The head of the UK's Office of Fair Trading has spoken out against minimum pricing, as just-drinks understands from sources that the regulator has objected to a minimum price on alcohol in Scotland.

Setting a minimum price on a product "has a number of undesirable effects", said John Fingleton, CEO of the Office of Fair Trading, in a speech to the Oxford-based Regulatory Policy Institute this week.

His words come as the Scottish Government prepares for a parliamentary debate this autumn on its plan to introduce a minimum price per unit of alcohol in drinks.

"It would reduce the incentives of firms to compete, innovate and cut costs. So the dynamic benefits of competition are lost," said Fingleton, whose speech also coincided with the launch of the OFT's "why competition matters" report to the Government.

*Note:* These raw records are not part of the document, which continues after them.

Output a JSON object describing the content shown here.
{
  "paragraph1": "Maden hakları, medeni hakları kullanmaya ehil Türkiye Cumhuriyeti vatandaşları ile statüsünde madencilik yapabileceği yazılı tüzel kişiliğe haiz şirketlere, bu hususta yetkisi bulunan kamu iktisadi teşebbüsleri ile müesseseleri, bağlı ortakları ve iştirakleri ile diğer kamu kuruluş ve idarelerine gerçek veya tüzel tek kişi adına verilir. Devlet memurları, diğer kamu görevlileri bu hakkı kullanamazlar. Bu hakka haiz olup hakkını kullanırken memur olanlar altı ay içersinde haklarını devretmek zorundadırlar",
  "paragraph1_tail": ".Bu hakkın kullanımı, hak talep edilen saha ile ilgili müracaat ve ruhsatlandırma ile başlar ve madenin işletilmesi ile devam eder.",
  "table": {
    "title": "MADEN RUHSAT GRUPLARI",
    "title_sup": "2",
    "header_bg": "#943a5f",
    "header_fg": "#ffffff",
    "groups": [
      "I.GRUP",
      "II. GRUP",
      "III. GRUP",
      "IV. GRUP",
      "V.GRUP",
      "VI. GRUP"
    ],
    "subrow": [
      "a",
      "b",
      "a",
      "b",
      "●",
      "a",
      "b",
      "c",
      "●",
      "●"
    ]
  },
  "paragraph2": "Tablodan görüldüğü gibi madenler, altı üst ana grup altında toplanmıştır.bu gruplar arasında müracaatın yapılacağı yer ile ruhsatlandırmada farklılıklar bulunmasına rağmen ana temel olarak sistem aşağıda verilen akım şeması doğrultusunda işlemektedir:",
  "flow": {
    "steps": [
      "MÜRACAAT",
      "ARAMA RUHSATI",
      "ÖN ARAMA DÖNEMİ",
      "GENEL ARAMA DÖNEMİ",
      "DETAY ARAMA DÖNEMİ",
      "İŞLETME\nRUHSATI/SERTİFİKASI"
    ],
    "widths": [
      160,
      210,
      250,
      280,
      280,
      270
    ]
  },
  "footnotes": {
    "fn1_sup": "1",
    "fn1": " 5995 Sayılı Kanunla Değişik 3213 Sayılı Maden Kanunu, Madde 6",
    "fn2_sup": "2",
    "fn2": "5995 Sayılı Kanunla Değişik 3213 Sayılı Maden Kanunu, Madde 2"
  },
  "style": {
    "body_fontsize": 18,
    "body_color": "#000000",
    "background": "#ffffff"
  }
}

"There is a political risk that in the interest of achieving a specific policy objective, weakening competition can be seen as an attractive short-term option where the alternatives might be to introduce a tax or implement more targeted regulation."

Fingleton added: "It is the job of competition authorities to highlight to government where such a short term fix can have serious and long-lasting negative effects."

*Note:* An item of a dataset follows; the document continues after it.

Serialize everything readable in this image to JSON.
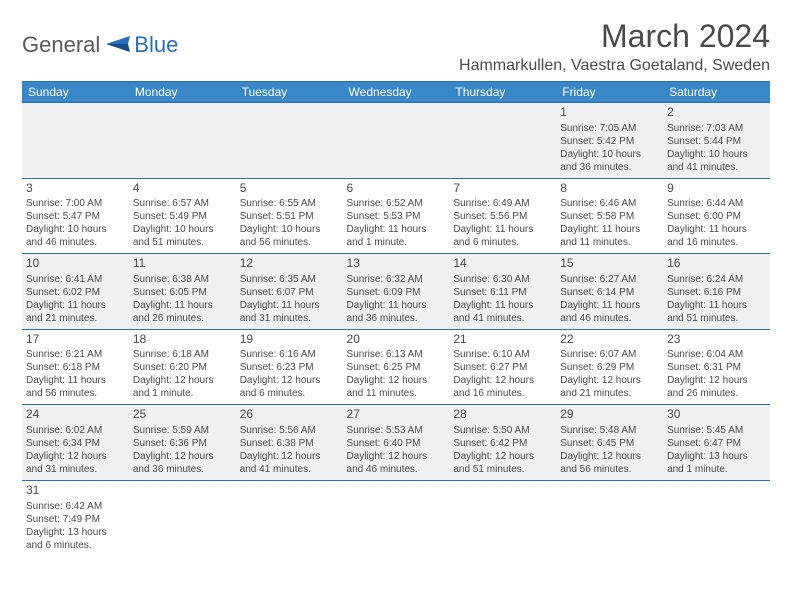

An industry source told just-drinks today (11 September) that, following high-level meetings with OFT officials, the regulator's Scotland division has warned the Scottish Government that it is opposed to minimum pricing on alcohol.

Minimum pricing forms a central piece of the ruling Scottish National Party's strategy to tackle alcohol-related harm, although a final proposal has not yet been published.

Several drinks industry leaders have warned that minimum pricing could break both competition law and international trade law.

Ministers may use a "public interest" clause to override competition law, but opposition from regulators may make minimum pricing harder to implement.

Industry leaders expect that any attempt to enforce minimum prices for alcohol will lead to legal challenges.